Excessive salaries generate popular fury, especially when opportunity shrinks and recession lingers.

But, differences in income are important and necessary. Higher incomes incentivize and reward hard work, innovation, insight, skills, risk-taking, timing, even luck. We should be free to rise. Liberty is at risk when income is constrained.

However, when some starve or get inadequate education, everyone pays a penalty for this economic drag, and society is culpable. We have responsibilities. Equality is at risk as the gap between rich and poor increases.
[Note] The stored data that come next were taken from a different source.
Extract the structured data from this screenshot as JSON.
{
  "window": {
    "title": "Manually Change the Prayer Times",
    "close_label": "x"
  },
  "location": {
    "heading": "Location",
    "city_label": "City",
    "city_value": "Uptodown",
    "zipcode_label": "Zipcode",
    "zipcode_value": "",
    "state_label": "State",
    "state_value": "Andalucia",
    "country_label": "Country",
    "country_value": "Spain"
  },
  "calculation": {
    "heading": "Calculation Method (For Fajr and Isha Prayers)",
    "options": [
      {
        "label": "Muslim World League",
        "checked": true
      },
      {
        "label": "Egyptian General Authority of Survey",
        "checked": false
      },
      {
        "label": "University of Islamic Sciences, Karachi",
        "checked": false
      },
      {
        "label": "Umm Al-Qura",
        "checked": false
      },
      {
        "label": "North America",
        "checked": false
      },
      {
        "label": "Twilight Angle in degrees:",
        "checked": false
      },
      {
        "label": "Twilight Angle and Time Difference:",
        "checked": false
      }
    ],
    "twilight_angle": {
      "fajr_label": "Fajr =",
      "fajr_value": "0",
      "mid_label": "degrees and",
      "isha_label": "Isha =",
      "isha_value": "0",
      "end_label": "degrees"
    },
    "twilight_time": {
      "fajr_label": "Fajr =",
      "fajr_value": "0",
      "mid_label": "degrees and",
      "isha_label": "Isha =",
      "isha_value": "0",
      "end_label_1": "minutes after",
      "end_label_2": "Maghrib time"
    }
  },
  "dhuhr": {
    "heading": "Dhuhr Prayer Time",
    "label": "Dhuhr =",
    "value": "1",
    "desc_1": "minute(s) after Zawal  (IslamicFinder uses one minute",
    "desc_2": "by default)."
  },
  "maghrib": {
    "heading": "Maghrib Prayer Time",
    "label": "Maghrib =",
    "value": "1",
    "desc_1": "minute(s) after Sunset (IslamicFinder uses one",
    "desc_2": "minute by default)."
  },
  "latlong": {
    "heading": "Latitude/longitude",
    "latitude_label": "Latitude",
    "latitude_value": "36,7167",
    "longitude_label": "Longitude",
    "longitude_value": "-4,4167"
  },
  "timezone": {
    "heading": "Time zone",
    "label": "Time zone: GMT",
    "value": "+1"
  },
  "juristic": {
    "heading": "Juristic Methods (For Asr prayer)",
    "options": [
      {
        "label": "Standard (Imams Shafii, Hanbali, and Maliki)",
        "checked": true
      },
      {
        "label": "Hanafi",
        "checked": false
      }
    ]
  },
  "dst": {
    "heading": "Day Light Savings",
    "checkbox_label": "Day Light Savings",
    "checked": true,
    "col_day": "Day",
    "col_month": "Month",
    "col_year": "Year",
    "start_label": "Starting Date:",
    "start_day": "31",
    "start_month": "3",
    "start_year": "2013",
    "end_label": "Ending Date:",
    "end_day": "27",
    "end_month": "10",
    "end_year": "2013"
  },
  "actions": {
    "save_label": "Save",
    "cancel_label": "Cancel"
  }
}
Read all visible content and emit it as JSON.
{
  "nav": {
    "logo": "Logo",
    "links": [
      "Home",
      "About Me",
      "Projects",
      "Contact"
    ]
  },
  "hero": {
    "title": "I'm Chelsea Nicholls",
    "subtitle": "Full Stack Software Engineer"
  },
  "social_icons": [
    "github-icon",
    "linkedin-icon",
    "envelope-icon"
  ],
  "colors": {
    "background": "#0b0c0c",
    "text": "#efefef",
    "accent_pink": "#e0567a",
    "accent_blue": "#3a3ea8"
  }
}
This fury over salaries underscores a fundamental tension between liberty and equality. If I am to be equal, all must have constraints. If I am to be free, all must be able to rise or fall.

Where does America really stand? The respected Gini index measures levels of inequality.

Four South African countries are the most unequal. The U.S. is 42nd, Russia 54th, Taiwan 98th, and Sweden the most equal at 134th.

America's neighbors are Jamaica, Uruguay, Ivory Coast, and Cameroon. The next most unequal western developed countries are Portugal and Israel ranking 68th.

America's inequality score is unsettling, and the inequality has accelerated dramatically since the 1980s.

Perhaps the public fury over Wall Street is symptomatic of a deeper ambivalence? Regarding income, what is the right balance between liberty and equality?

What do you think? How do we unchain the creative force of competition and leash the excess?